Mustafa’yı 1980li yıllarda kaybettim. Çocuğumuz yok o öldükten sonra köyüme gittim İbrahim’i aramaya hiçbir iz bulamadım köyümüzün üstünde baraj var nereye gittikleri belli değil ama ben yıllarca aramaya devam ettim gazetelere ilan verdim, civardaki tüm köyleri dolaştım ama hiçbir iz yok oğlumdan en ufak bir iz…

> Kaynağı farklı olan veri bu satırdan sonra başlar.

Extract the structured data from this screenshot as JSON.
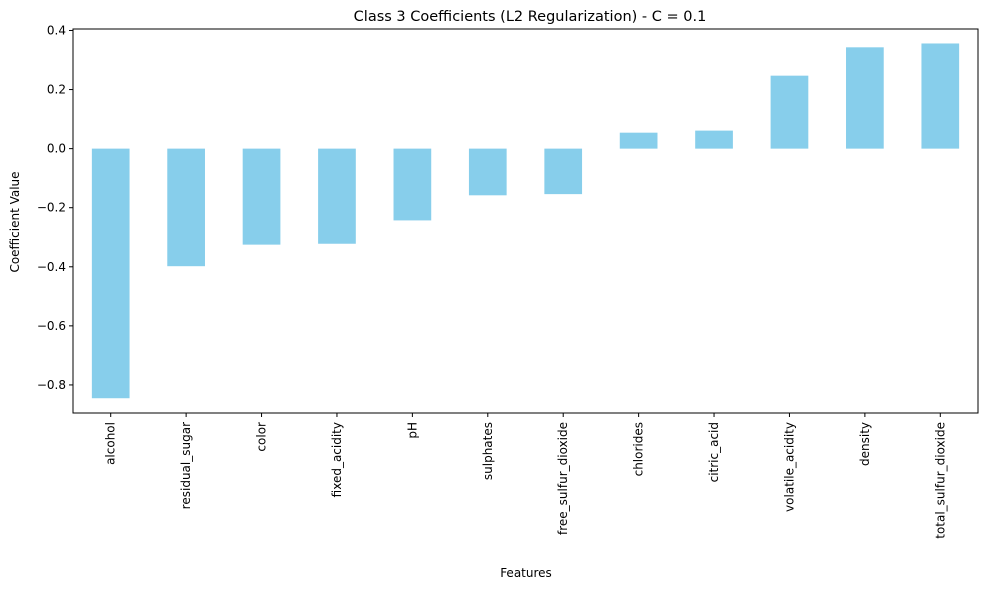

Şu an yaşıyor olmasına ihtimal vermiyorum. Hem yaşıyor olsa bile ben ölüyorum. Geride bıraktığım hiçbir şey yok ne Süleyman’a anne olabilmişim, ne İbrahim’e ya da Mustafa’ya eş, iyi bir evlat olamamışım. Çektiğim acının çektirdiğim acıların yanında pek yeri yok belki de Süleyman’a çektirdiklerimin? Zaten engelli doğmuş yavrum bir de dünyadaki en kötü annelerden birine sahip oğlunu bırakıp giden bir anne… Yaşlanmadan önce onun ne kadar şanssız olduğunu düşünürdüm, onun için üzülürdüm yaşlandıktan sonra işler değişti artık kendim için üzülüyorum o sonsuzlukta peygamberin yanında dolaşırken ben cehennemin derinlerinde sonsuza kadar yanacağım benim için üzülecek biliyorum. Eğer izin verirlerse bana mektup yazar mı acaba bana benden ne kadar nefret ettiğini yazar mı hesap sorar mı benden neden bırakıp gittin der mi? Tüm bu soruların cevabını almama az kaldı biliyorum.

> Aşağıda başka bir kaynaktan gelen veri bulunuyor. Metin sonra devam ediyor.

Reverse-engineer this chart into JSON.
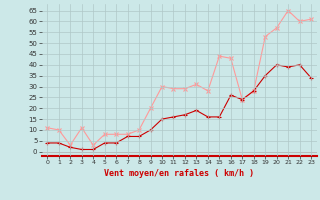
{
  "x": [
    0,
    1,
    2,
    3,
    4,
    5,
    6,
    7,
    8,
    9,
    10,
    11,
    12,
    13,
    14,
    15,
    16,
    17,
    18,
    19,
    20,
    21,
    22,
    23
  ],
  "rafales": [
    11,
    10,
    3,
    11,
    3,
    8,
    8,
    8,
    10,
    20,
    30,
    29,
    29,
    31,
    28,
    44,
    43,
    24,
    28,
    53,
    57,
    65,
    60,
    61
  ],
  "moyen": [
    4,
    4,
    2,
    1,
    1,
    4,
    4,
    7,
    7,
    10,
    15,
    16,
    17,
    19,
    16,
    16,
    26,
    24,
    28,
    35,
    40,
    39,
    40,
    34
  ],
  "bg_color": "#cce8e8",
  "grid_color": "#b0c8c8",
  "rafales_color": "#ff9999",
  "moyen_color": "#cc0000",
  "xlabel": "Vent moyen/en rafales ( km/h )",
  "xlabel_color": "#cc0000",
  "yticks": [
    0,
    5,
    10,
    15,
    20,
    25,
    30,
    35,
    40,
    45,
    50,
    55,
    60,
    65
  ],
  "ylim": [
    -2,
    68
  ],
  "xlim": [
    -0.5,
    23.5
  ]
}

Karanlığım yeniden çağıyor beni bu sefer daha istekli sanki heyecan dolu. Fazla bekletme diyor beni vedalaş ve gel hemen yolumuz uzun suyu geçeceğiz daha yorulacaksın biraz, içimde boğacağım seni diyor, duymuyorsunuz. Görünenin ötesinde hepsi hepsi suyun derinliğinde hissediyorum artık söyleyecek söz kalmadı geliyorum karanlığım, boğulacaksam senin nefesinde boğulacağım.

ADIM: UMAY
SOYADIM: GEMİCİ


27 Haziran 1994 yılında Küçükçekmece /İstanbul’da doğmuşum.18 yaşındayım.12 yaşımdan beri şiir ve hikâye yazıyorum. Ortaokulda Genç Gözüyle Atatürk adlı şiir yarışmasında İstanbul ikincisi, Çanakkale isimli şiir yarışmasında Küçükçekmece birincisi oldum Geçen sene Atatürk Anadolu Meslek Lisesinden mezun oldum, Şu an Trakya Üniversitesi Zihin Engelliler Öğretmenliği bölümünde birinci sınıfta okuyorum.